NORTH DAKOTA (KXNET) — Carbon capture and the first of its kind here in our state, KX News took a trip to Richardton to learn more.
The Red Trail Energy CCS research project is now assessing the technical and economic feasibility of integrating carbon capture and storage with ethanol production processes.
All this is to reduce our net CO2 emissions.
North Dakota has both significant ethanol production capacity and geology well suited for safe, permanent CO2 storage.
“We’re currently capturing all our CO2 coming off our fermentation process into vapor and condensing it down into a liquid and then taking their carbon capture and putting it into an injection well located about two miles east of here. And have reduced our carbon footprint on our ethanol. The primacy, when North Dakota receive primacy, for the class six, well it allowed us to have the permitting process a lot more fluid and in a more timely manner we believe, and actually the class six permit within the state of North Dakota is more stringent than EPA,” says CEO of Red Trail Energy, Gerald Bachmeyer.
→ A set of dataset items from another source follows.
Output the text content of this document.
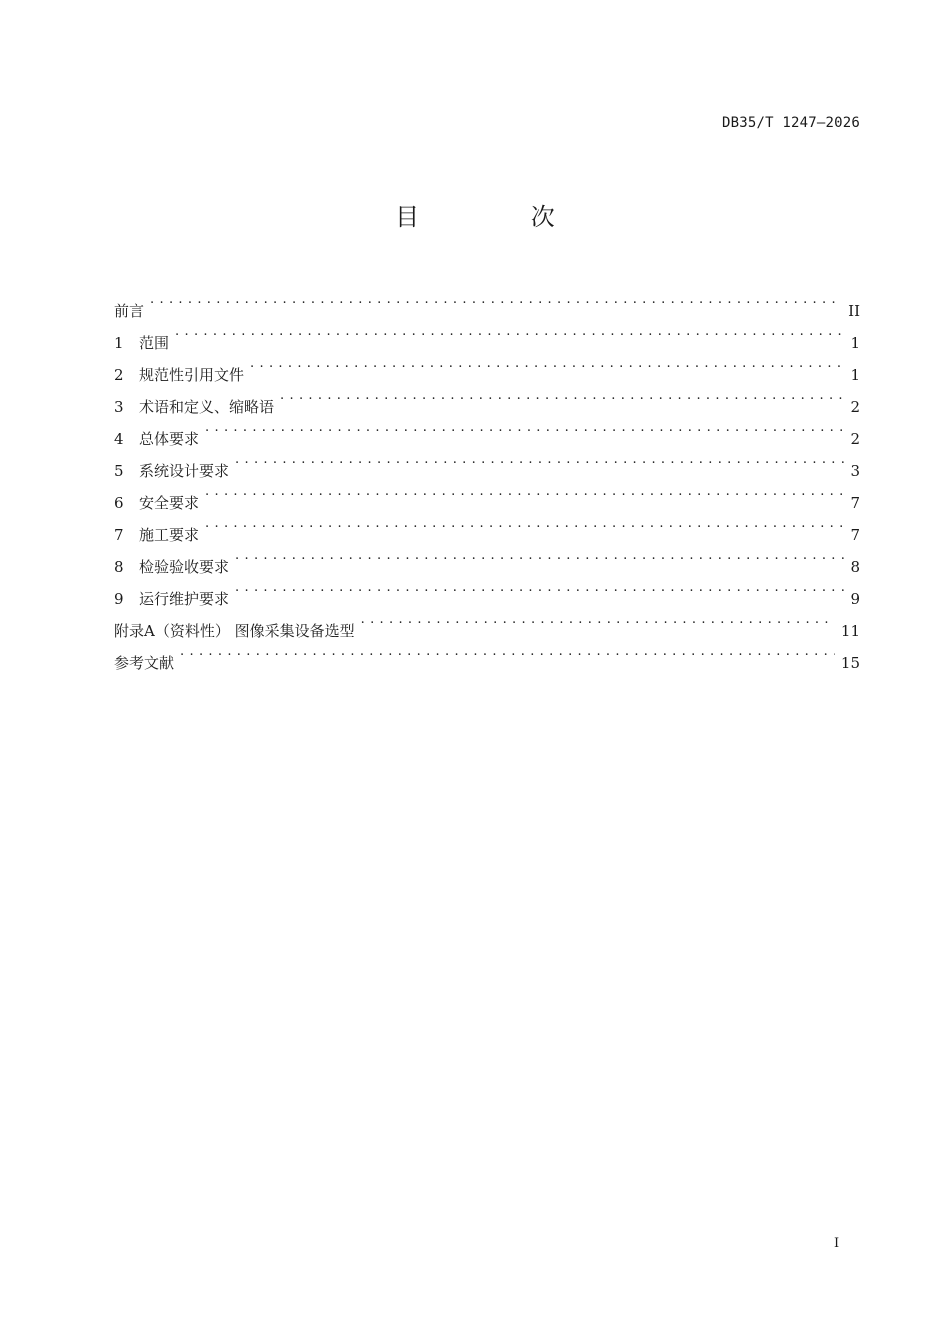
DB35/T 1247—2026
目 次
前言 . . .	II
1	范围 . . .	1
2	规范性引用文件 . . .	1
3	术语和定义、缩略语 . . .	2
4	总体要求 . . .	2
5	系统设计要求 . . .	3
6	安全要求 . . .	7
7	施工要求 . . .	7
8	检验验收要求 . . .	8
9	运行维护要求 . . .	9
附录A（资料性） 图像采集设备选型 . . .	11
参考文献 . . .	15
I
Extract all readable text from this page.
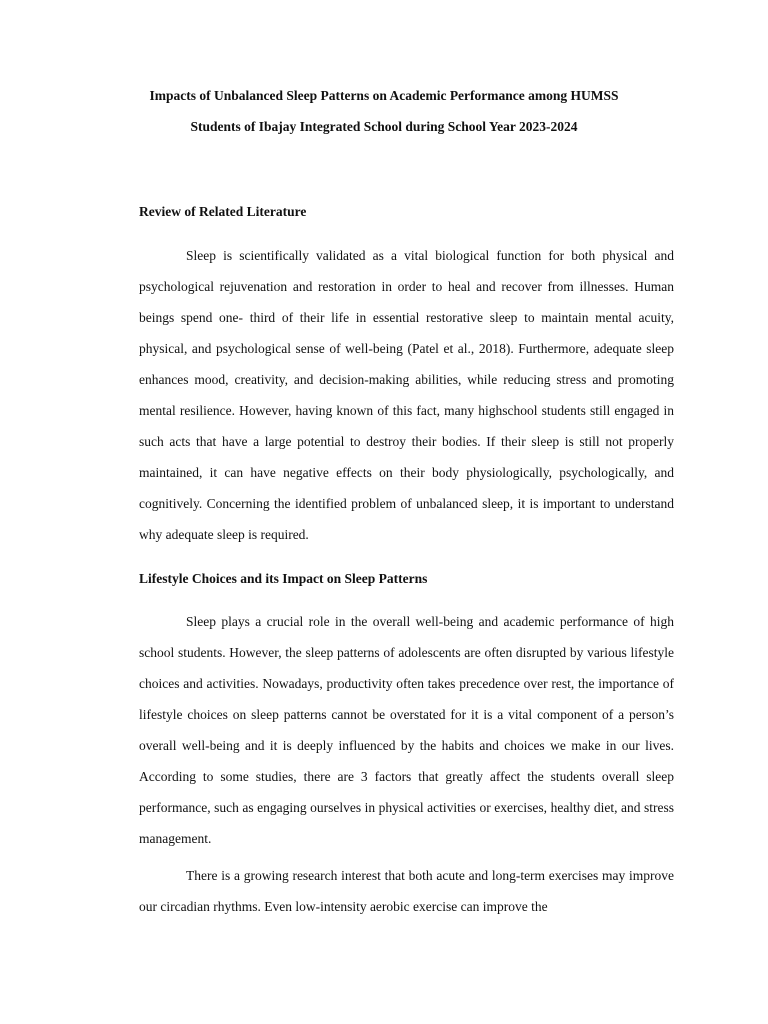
Impacts of Unbalanced Sleep Patterns on Academic Performance among HUMSS
Students of Ibajay Integrated School during School Year 2023-2024
Review of Related Literature

Sleep is scientifically validated as a vital biological function for both physical and psychological rejuvenation and restoration in order to heal and recover from illnesses. Human beings spend one- third of their life in essential restorative sleep to maintain mental acuity, physical, and psychological sense of well-being (Patel et al., 2018). Furthermore, adequate sleep enhances mood, creativity, and decision-making abilities, while reducing stress and promoting mental resilience. However, having known of this fact, many highschool students still engaged in such acts that have a large potential to destroy their bodies. If their sleep is still not properly maintained, it can have negative effects on their body physiologically, psychologically, and cognitively. Concerning the identified problem of unbalanced sleep, it is important to understand why adequate sleep is required.

Lifestyle Choices and its Impact on Sleep Patterns

Sleep plays a crucial role in the overall well-being and academic performance of high school students. However, the sleep patterns of adolescents are often disrupted by various lifestyle choices and activities. Nowadays, productivity often takes precedence over rest, the importance of lifestyle choices on sleep patterns cannot be overstated for it is a vital component of a person’s overall well-being and it is deeply influenced by the habits and choices we make in our lives. According to some studies, there are 3 factors that greatly affect the students overall sleep performance, such as engaging ourselves in physical activities or exercises, healthy diet, and stress management.

There is a growing research interest that both acute and long-term exercises may improve our circadian rhythms. Even low-intensity aerobic exercise can improve the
Having primacy jurisdiction means the state is allowed to facilitate construction for this purpose.
CCS may also be an economical option for reducing CO2 emissions.
By doing this, they qualify for market credits, because they meet the requirements of low-carbon fuel programs in other states and no CO2 injection will occur during this research project.
With a total of 48 employees, red river trail manages to operate 24 hours.
This project is the first of its kind in North Dakota, and the first in the nation as far as modern-day technology and equipment that is used.
“It sets the stage for other industries within the state to actually follow in their footsteps to lower our carbon footprint, whether it be in the electrical industry or petroleum industry or in the ethanol industry and what it does is for us it actually lowers our carbon intensity value of our ethanol which in turn gives it a higher value and a bigger return for our shareholders, “said Bachmeyer.
The first official day for the working site was June 16.
Bachmeyer tells us so far, the project averages 465 metric tons of liquid carbon dioxide captured per day, and so far, there have already been 19,335 metric tons objected.
“Yeah it’s a pretty amazing opportunity to be a part of this it feels special to be a part of a project like this especially when it’s the first of its kind,” says plant manager, Kent Glasser.
Bachmeyer tells KX News, that 96% of the corn hosted is all North Dakota corn, out of 23 million bushels.
These crops produce a lot of carbon dioxide.
But he believes that other industries will follow in their footsteps, lowering the carbon intensity value.
So what happens to CO2 underground?
Over time, the CO2 trapped underground will often begin to chemically react with the minerals of the surrounding rock.
The elements bind to create solid, chalky minerals, essentially locking the CO2 into the rock in a process called ‘mineral storage’.
One study, published in the journal Nature, suggests more than 98% of injected CO2 will remain stored for over 10,000 years.